Critique: Paula Hawkins, Au fond de l’eau


 Couverture

Paris, Sonatine, 2017, 407 p.

Le goût de l’eau

L’auteure Paula Hawkins présente son deuxième roman, Au fond de l’eau. Le nom vous est familier ? Pas étonnant puisque son premier titre était La Fille du train, qui a été vendu à plus de vingt millions d’exemplaires partout dans le monde en plus d’être porté à l’écran. Pas mal, non, pour un premier roman ? C’est dire si le deuxième était attendu !

Cette fois, l’auteure nous propose un suspense aux voix multiples. Le personnage au centre du roman est Nel, femme vive et délurée, quasi obsédée par la rivière qui coule dans sa ville, en particulier par la section que les gens du coin appellent le Bassin aux noyées. Nel tente de joindre sa sœur Jules au téléphone. Toutes deux ne se parlent plus depuis des années, et Jules refuse de répondre – on découvrira peu à peu les causes de ce froid entre les deux sœurs. Une semaine après cet appel, Nel perd la vie, plongeant dans cette rivière qui exerce sur elle depuis toujours une sorte de fascination morbide, au point où elle tient le compte des femmes qui y sont aussi décédées. Ont-elles cédé à l’attrait de la mort et des profondeurs de l’eau… ou y ont-elles été poussées malgré elles ? Jules doit revenir sur les lieux de son enfance pour s’occuper de sa nièce Lena, contre sa volonté, cette dernière ne voulant rien savoir d’une tante qui les a ignorées jusque-là, sa mère et elle. Jules tente de comprendre ce que Nel voulait lui dire lors de son dernier appel. Elle est ébranlée par ce retour dans son passé, dans la ville de Beckford, où tout semble tourner autour de la rivière, où tous ont leurs secrets, leurs rancunes, leurs histoires sombres, et où Nel n’était pas particulièrement aimée… Jules a du mal à croire que sa sœur ait pu sauter à l’eau, et elle tente de faire la lumière sur son décès, avec l’aide de la police du coin, même si certains policiers semblent pressés de conclure au suicide et de boucler l’affaire.

Le roman est bien conçu, tel un casse-tête dont les morceaux se mettent en place peu à peu au fil des différentes interventions des personnages et de leurs diverses perceptions. Car la narration est on ne peut plus dynamique, donnant la voix et le point de vue de plusieurs des personnages en alternance.

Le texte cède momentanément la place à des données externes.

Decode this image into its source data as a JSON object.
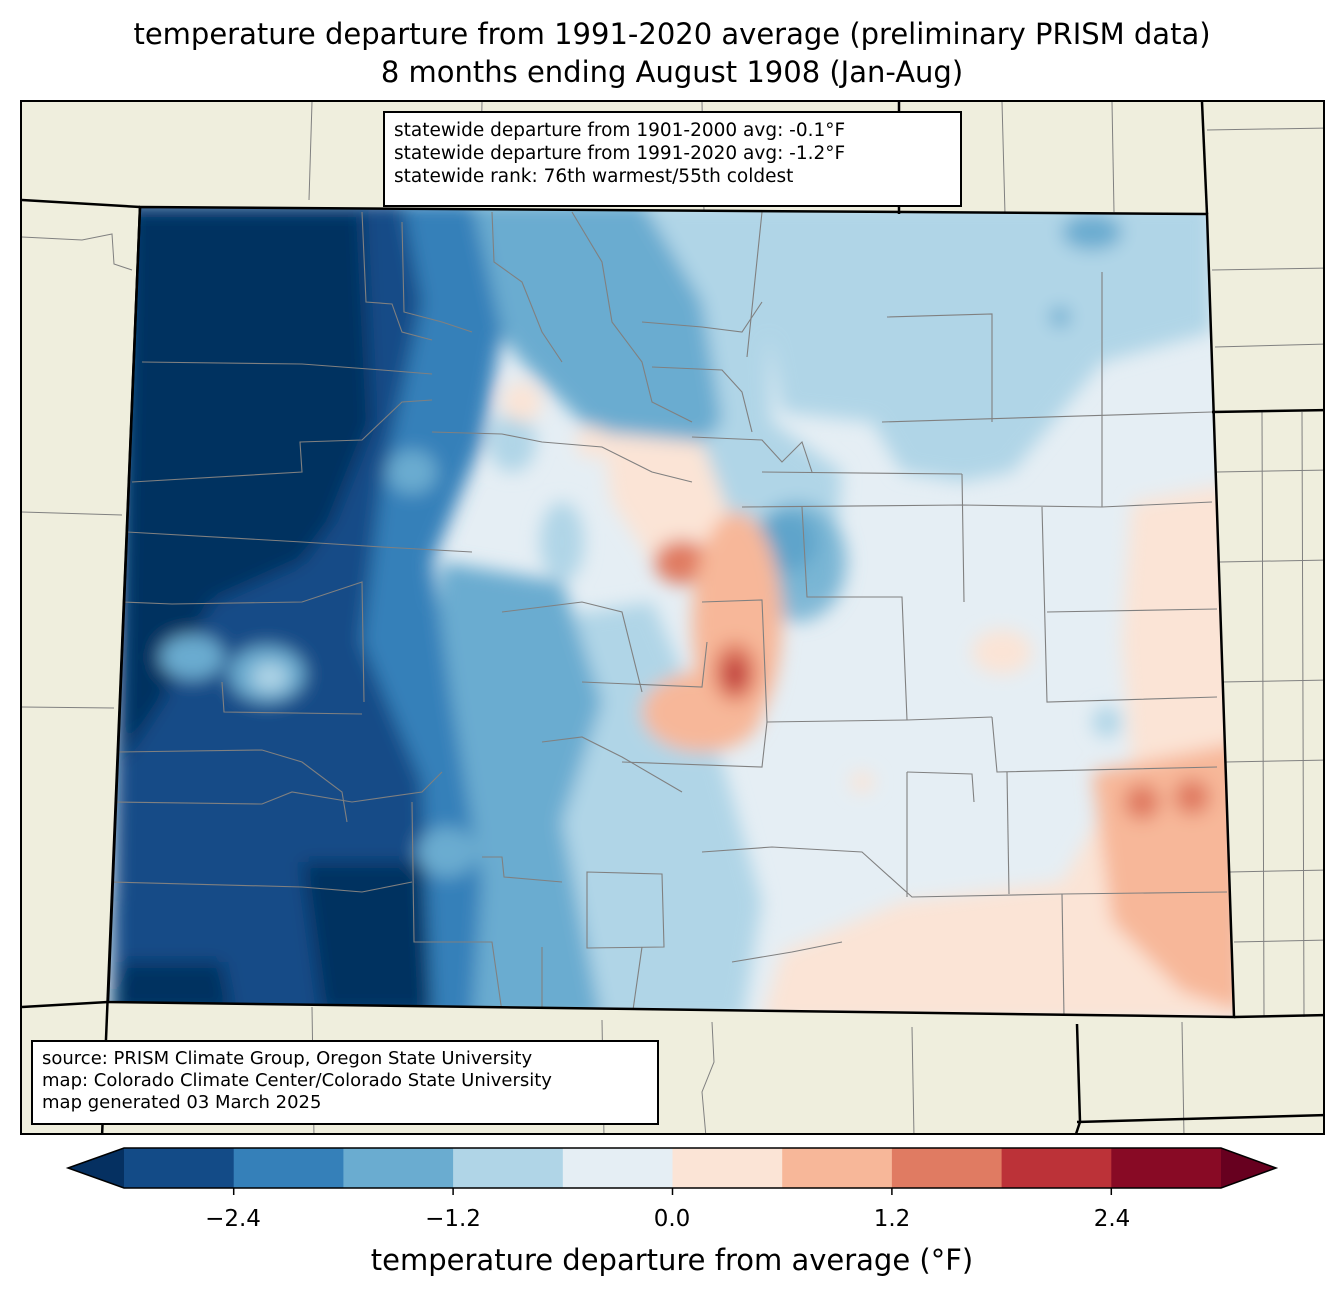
{
  "title": {
    "line1": "temperature departure from 1991-2020 average (preliminary PRISM data)",
    "line2": "8 months ending August 1908 (Jan-Aug)"
  },
  "stats": {
    "line1": "statewide departure from 1901-2000 avg: -0.1°F",
    "line2": "statewide departure from 1991-2020 avg: -1.2°F",
    "line3": "statewide rank: 76th warmest/55th coldest"
  },
  "credits": {
    "source": "source: PRISM Climate Group, Oregon State University",
    "map": "map: Colorado Climate Center/Colorado State University",
    "generated": "map generated 03 March 2025"
  },
  "colorbar": {
    "label": "temperature departure from average (°F)",
    "ticks": [
      "−2.4",
      "−1.2",
      "0.0",
      "1.2",
      "2.4"
    ],
    "bins": [
      -3.0,
      -2.4,
      -1.8,
      -1.2,
      -0.6,
      0.0,
      0.6,
      1.2,
      1.8,
      2.4,
      3.0
    ],
    "colors": {
      "under": "#053061",
      "b1": "#134b87",
      "b2": "#3580b9",
      "b3": "#6aacd0",
      "b4": "#b0d5e7",
      "b5": "#e5eef4",
      "b6": "#fbe4d6",
      "b7": "#f7b799",
      "b8": "#e07b62",
      "b9": "#bc3238",
      "b10": "#880a25",
      "over": "#67001f"
    }
  },
  "map_colors": {
    "land": "#efeedd",
    "state_border": "#000000",
    "county_border": "#808080"
  }
}
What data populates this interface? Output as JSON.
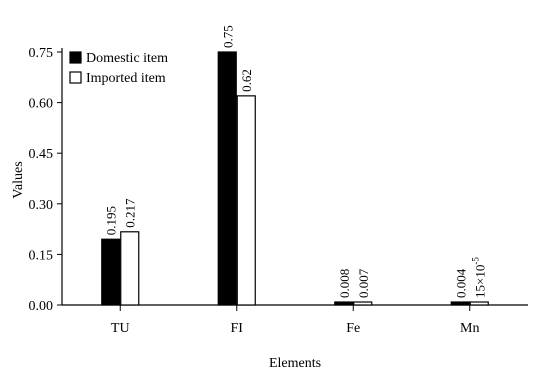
{
  "chart_data": {
    "type": "bar",
    "xlabel": "Elements",
    "ylabel": "Values",
    "ylim": [
      0,
      0.75
    ],
    "yticks": [
      "0.00",
      "0.15",
      "0.30",
      "0.45",
      "0.60",
      "0.75"
    ],
    "categories": [
      "TU",
      "FI",
      "Fe",
      "Mn"
    ],
    "legend_position": "top-left",
    "grid": false,
    "series": [
      {
        "name": "Domestic item",
        "color": "#000000",
        "values": [
          0.195,
          0.75,
          0.008,
          0.004
        ],
        "labels": [
          "0.195",
          "0.75",
          "0.008",
          "0.004"
        ]
      },
      {
        "name": "Imported item",
        "color": "#ffffff",
        "values": [
          0.217,
          0.62,
          0.007,
          1.5e-05
        ],
        "labels": [
          "0.217",
          "0.62",
          "0.007",
          "15×10"
        ],
        "label_superscripts": [
          "",
          "",
          "",
          "-5"
        ]
      }
    ]
  }
}
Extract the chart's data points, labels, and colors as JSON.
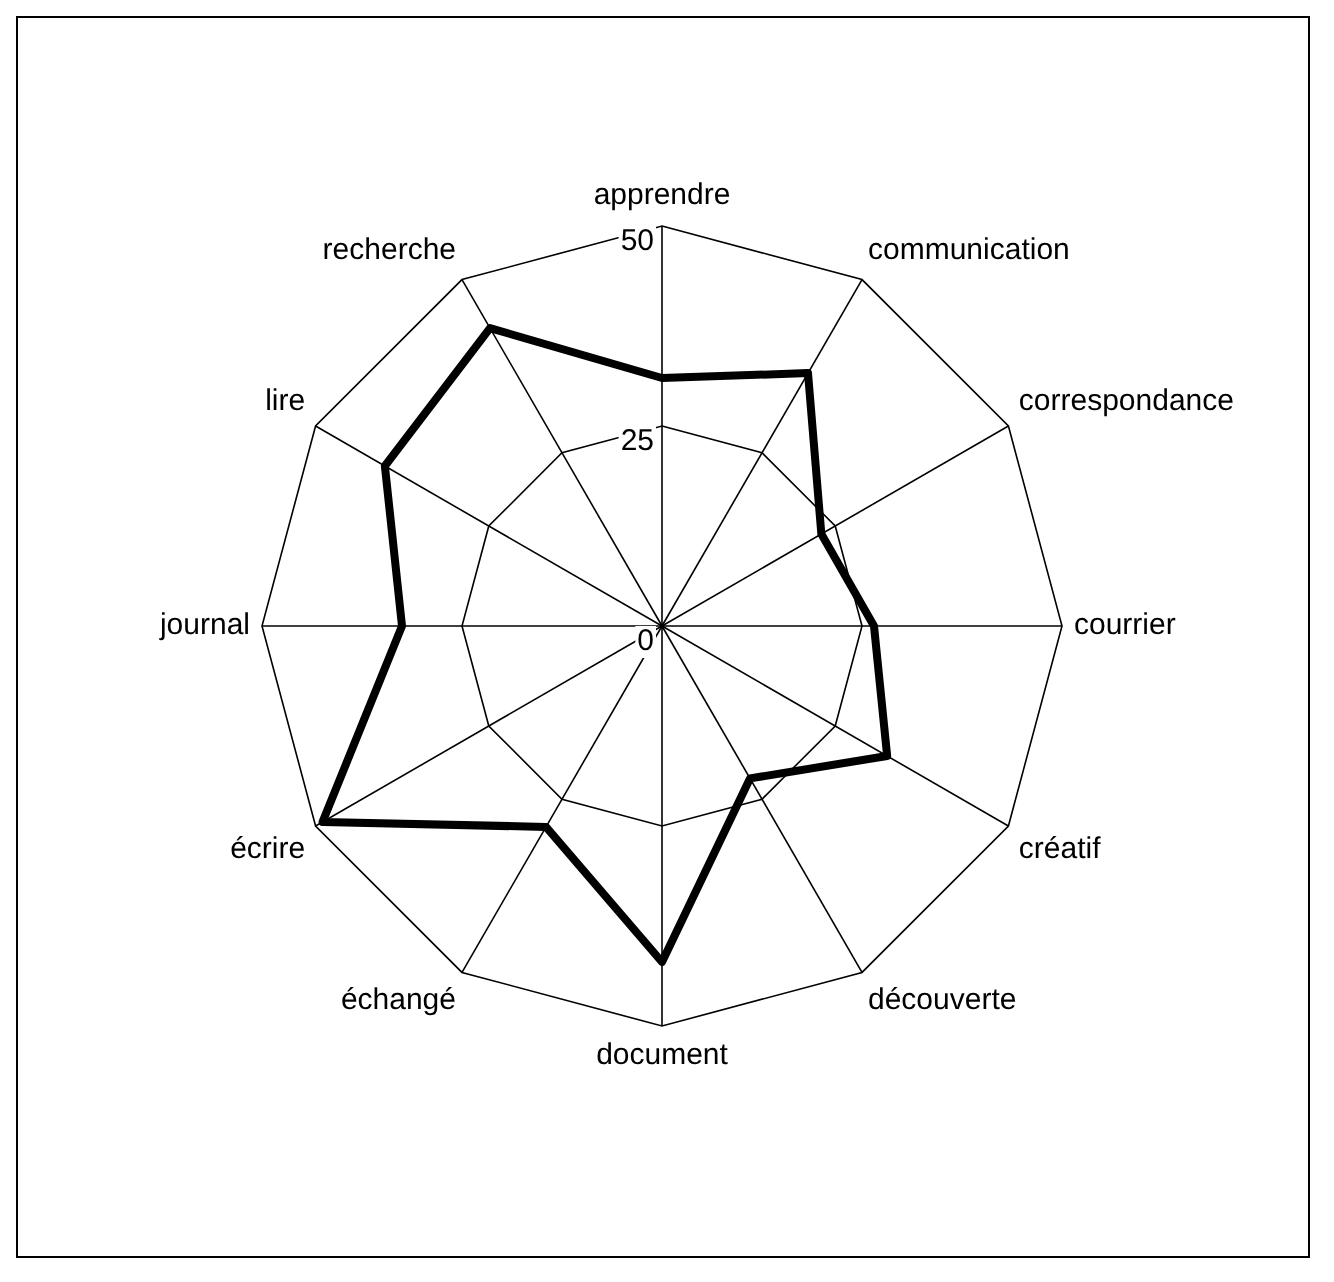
{
  "chart_data": {
    "type": "radar",
    "categories": [
      "apprendre",
      "communication",
      "correspondance",
      "courrier",
      "créatif",
      "découverte",
      "document",
      "échangé",
      "écrire",
      "journal",
      "lire",
      "recherche"
    ],
    "series": [
      {
        "color": "#000000",
        "values": [
          31,
          36.5,
          23,
          26.5,
          32.5,
          22,
          42,
          29,
          49,
          32.5,
          40,
          43
        ]
      }
    ],
    "ylim": [
      0,
      50
    ],
    "yticks": [
      0,
      25,
      50
    ],
    "grid": true,
    "legend": false,
    "marker": "none",
    "line_style": "solid"
  }
}
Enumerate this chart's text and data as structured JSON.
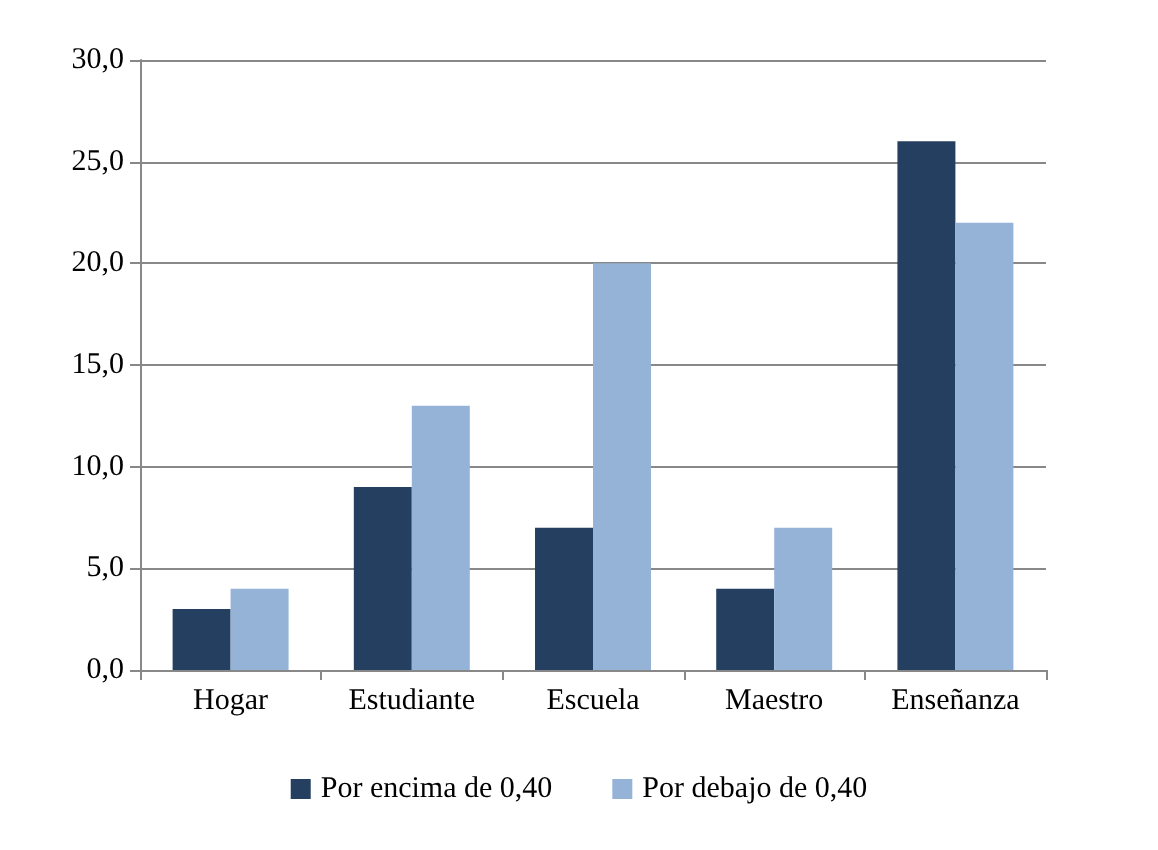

On ne peut s’empêcher de trouver que tous ces événements obscurs et ces morts mystérieuses, pour une seule petite ville, ça fait beaucoup… mais si on accepte de jouer le jeu, ça fonctionne bien ! L’auteure ménage ses effets, nous donne les clés de l’histoire au compte-goutte et nous présente des personnages de femmes solides. Les personnages masculins, en revanche, sont peu nombreux et surtout fort peu sympathiques dans l’ensemble ! Reste qu’avec ce deuxième roman, Paula Hawkins prouve qu’elle est une auteure à suivre.